Une bonne excuse pour demander un entretien consiste à prétexter que son objet consistera à mettre des noms sur de vieilles photos.
En tout état de cause, il est indispensable d'avoir préparé cet entretien. Il faut, bien évidemment, rassembler tous les renseignements utiles sur l'aïeul(e) que vous allez rencontrer. Il est souhaitable de connaître son nom, son prénom, sa date de naissance, ses liens avec vos ancêtres, son passe-temps.
Il ne faut pas effrayer en déployant trop de matériel. Un crayon, quelques vieilles photos et un simple cahier d'écolier sur lequel vous aurez préparé quelques questions. Ayez un rudiment d'arbre d'ascendance. Mais vous pouvez avoir, à votre disposition dans votre sac à main ou dans le coffre de votre voiture, un appareil photo numérique pour photographier de vieilles photos, de vieux documents. Il sera toujours temps de les sortir si tout se passe bien.
Il préférable que l'interviewé soit seul. En effet, dans un vieux couple, l'un des deux prend souvent le dessus et empêche le second de s'exprimer. Le questionneur devra laisser parler, en l'orientant certes un peu de temps en temps, il devra respecter ses silences, ne surtout pas brusquer les choses. Attention ! vous devez disposer de tout le temps nécessaire.
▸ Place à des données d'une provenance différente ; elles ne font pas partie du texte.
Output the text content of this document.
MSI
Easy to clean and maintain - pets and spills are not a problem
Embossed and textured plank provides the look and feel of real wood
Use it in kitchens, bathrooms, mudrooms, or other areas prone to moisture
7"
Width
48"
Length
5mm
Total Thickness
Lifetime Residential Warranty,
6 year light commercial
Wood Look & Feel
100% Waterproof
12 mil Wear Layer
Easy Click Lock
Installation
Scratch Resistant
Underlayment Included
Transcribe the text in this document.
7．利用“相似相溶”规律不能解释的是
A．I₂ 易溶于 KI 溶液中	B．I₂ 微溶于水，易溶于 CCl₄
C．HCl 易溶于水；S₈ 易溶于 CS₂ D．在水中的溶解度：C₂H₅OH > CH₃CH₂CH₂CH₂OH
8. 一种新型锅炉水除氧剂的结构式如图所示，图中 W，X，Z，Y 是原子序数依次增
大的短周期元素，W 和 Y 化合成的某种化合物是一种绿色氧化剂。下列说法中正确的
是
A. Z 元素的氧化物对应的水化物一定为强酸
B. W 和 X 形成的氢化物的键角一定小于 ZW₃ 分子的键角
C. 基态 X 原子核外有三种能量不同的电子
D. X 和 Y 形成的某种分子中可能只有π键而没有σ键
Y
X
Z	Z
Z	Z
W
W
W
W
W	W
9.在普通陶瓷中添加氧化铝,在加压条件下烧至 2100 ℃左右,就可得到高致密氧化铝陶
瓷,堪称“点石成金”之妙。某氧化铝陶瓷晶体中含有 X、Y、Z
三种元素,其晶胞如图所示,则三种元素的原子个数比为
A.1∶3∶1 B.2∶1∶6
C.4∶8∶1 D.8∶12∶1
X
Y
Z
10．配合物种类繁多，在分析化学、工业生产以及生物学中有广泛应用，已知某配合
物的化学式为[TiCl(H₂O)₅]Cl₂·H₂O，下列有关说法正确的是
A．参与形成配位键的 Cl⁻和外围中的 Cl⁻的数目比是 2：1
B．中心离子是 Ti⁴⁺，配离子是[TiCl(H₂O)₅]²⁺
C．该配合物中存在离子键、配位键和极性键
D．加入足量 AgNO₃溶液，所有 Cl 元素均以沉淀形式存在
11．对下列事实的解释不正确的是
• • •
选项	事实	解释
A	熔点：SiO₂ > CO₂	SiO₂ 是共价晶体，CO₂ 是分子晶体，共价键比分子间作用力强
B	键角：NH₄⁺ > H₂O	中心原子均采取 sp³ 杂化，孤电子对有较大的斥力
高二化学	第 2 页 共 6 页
Parfois, il n'est plus possible d'arrêter l'entretien.
Vos questions doivent être aussi brèves qu'anodines : C'était sa maison ? Pourquoi était-il invité (à ce mariage) ? Vous verrez, c'est mieux qu'à la télé.
Si la grand-mère n'aborde jamais un aïeul, pire, si son évocation est rejetée de suite pour un ailleurs volubile, vous êtes peut-être en face de la honte familiale. N'insistez pas. Mais la vieille tante prise à part, avec psychologie et quelques flatteries ...
Faute de rencontre de visu, quelques échanges de courriers seront les bienvenus, et à défaut d'être plus « vivants », ils auront le mérite d'être des témoignages écrits directs transmissibles pour les générations futures, et ils seront plus structurés.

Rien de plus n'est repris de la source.